I noticed that Mazey had become restless, as if the talk had affected him as well. I didn’t want to chain him up again, but at the same time I was worried about him wandering too far. After all, what if there was some truth to the rumours? What if he tangled with a wild animal or fell into the clutches of a Satanic cult? I couldn’t warn him; he wouldn’t be able to understand the kind of danger I was talking about. Maybe I could follow him, though. Then, if he got into trouble, I could help. It was an idea. And hadn’t I always been curious about where he went?

I waited on the porch, sitting in a rocking-chair and smoking cigarettes to pass the time. I had a small knapsack on my lap. It had some food in it, and a box of cartridges. Kroner’s rifle leaned against the wall behind me. There was a wind that night, and the trees on the far side of the road roared like a furnace with the door open. I could see the silhouette of Miss Poppel’s house, still uninhabited. I could hear the dull clank of the exhaust-pipes as they swung from the crab-apple tree. I thought of the birthday present I’d given Mazey. It was a tape of his wind-chimes. I’d recorded them one day when he was out. He kept the tape in his pocket at all times, along with his pen-knife; they were his prized possessions. We always played it if we drove somewhere together in the car.

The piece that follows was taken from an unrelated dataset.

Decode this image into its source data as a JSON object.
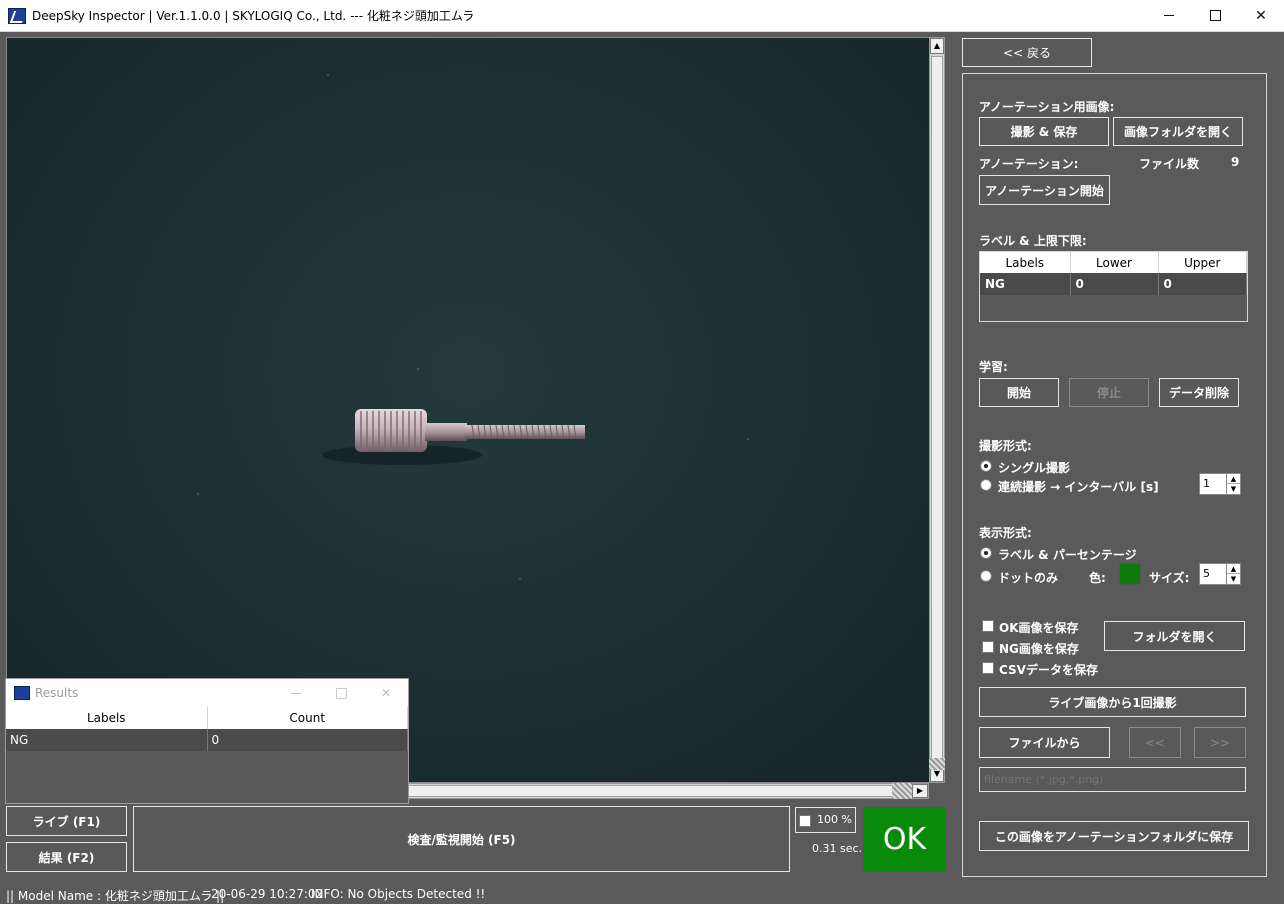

I’d been sitting there for almost an hour when I heard footsteps in the house behind me. We didn’t have any guests that night. With Karin gone and Kroner confined to a wheelchair, it could only mean one thing. I put my cigarette out under my shoe, then I sat back and kept quite still.

The front door opened and Mazey appeared on the porch. He was wearing a long coat; his head was bare. He closed the door quietly, one hand on the handle, the other flat against the wood, so he could feel the lock catch. It was surprising to see what care he put into it. I watched him move down the steps and over the grass. He was heading away from the village, making for the bridge. I waited until he was hidden by the trees before I rose out of my chair. When I reached the road I could see him on the bend in front of me, a tall figure, stoop-shouldered, with hair that was so pale, it was hard to tell if it was fair or grey. He seemed at one with the night and the empty road and the fast clouds high above. He seemed at home.

At the bridge I felt exposed: only one lane each way and thin metal railings on either side. I hid behind an upright while he crossed ahead of me. Thick, silver water below. I watched a duck land and blacken it. Mazey turned his head at the noise, but it was just a reflex; he didn’t stop to look. Once he was over the river, I had to break into a run to catch up. Me, a forty-five-year-old woman, running …

I chose to walk in the grass at the edge of the road, close to the tree-line. Then, if he did happen to turn round, he wouldn’t see me. But I was struck by his purpose, his concentration. He didn’t look behind him, not even once. He didn’t hesitate at all, or dawdle, or meander. Sometimes his head moved from side to side, but I presumed he was just checking his bearings. He had the air of someone who knew exactly where he was going. I was reminded of something Eva had said once, before the sulphur got into her brain and ate everything intelligent. He looks like he could walk all day and all night, too. Like he could walk for ever. Then she’d thought for a moment. He looks like he could walk from this world right into the next.